Some students revealed how a movie helped them cope with challenges in their lives: one student wrote how "It's a Wonderful Life" helped him cope with his father's job loss. Another student said seeing the movie "Annie" as a child opened up a conversation with her foster parents about what constitutes a "family."
Another student conducted a sociogram of her family and their "Friday DVD rental and pizza" evenings. She did a character study of each sibling and her parents, including her extraverted father who talked through the movie and had to be regularly silenced by the group and her bonding with her equally introverted mother. She demonstrated insight into human nature and a recognition of the value of family-- even when they don't always respond in the same way to a situation.
Several students wrote about career choices based on movies-- future lawyers influenced by Atticus Finch in "To Kill a Mockingbird"; future therapists by "Ordinary People"-- even future bankers by "Wall Street" (go figure...).
So do you have to tell this type of story if an interviewer asks you a simple question? No-- particularly if you don't have an interesting story to tell. You can simply answer with the name of your favorite movie, book or location (depending on the question) and say little else. You could say, "I don't have one favorite movie, but I tend to like..." and then name a genre of film and the interview will go on. But you might be wasting a great opportunity to reveal an interesting and positive aspect of your personality or life.

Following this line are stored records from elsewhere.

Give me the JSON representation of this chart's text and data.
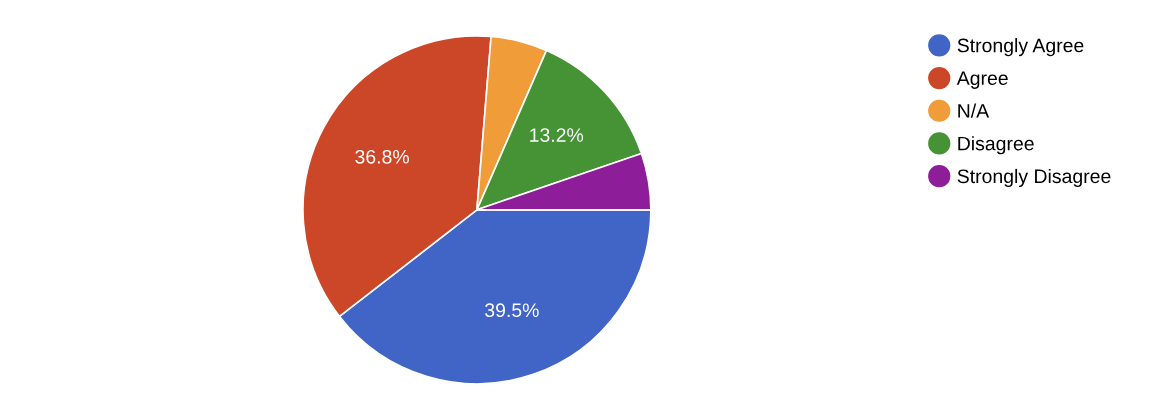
{
  "chart_data": {
    "type": "pie",
    "categories": [
      "Strongly Agree",
      "Agree",
      "N/A",
      "Disagree",
      "Strongly Disagree"
    ],
    "values": [
      39.5,
      36.8,
      5.25,
      13.2,
      5.25
    ],
    "colors": [
      "#4065c6",
      "#cc4628",
      "#f09c38",
      "#459334",
      "#8d1d98"
    ],
    "value_labels": [
      "39.5%",
      "36.8%",
      null,
      "13.2%",
      null
    ],
    "legend": "right"
  }
}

Not to mention a way to turn an average interview into a memorable one. A former student of mine at Dickinson studied abroad in Cameroon, Africa where she participated in a film production. When she returned to school for her senior year, she presented a paper on her experience at a regional conference. She went to New York City to interview with an advertising agency, and was asked what movies she enjoyed. She started talking about the Cameroonian films she had seen-- only to find that her interviewer knew about the industry as well. Their 30-minute interview was spent discussing film-making in Cameroon. (Oh, she was offered the job, by the way.)
Take a few moments to consider how you will answer this type of question-- what story could you tell that will offer an insight into what's important to you, who you are, or why you're an interesting person? What are you reading? What movies are you watching? What is your favorite vacation destination? And how can you use that information to your advantage in the interview?
Always keep the career field to which you're applying in mind:
- Do you read or watch anything related to the career field-- is that worth mentioning?
- Maybe you don't have time to read books, but do you keep up with related magazines or journals such as The Economist or Advertising Age? Mention that.
- Try to avoid controversial or odd answers to the question. The interview may not be the place to bring up that you particularly enjoy movies about serial killers-- unless, of course, you're applying for a job with the FBI.
The inkblot question might be a simple icebreaker, but you never know when it will open up a great conversation and provide the tipping point that gets you the job.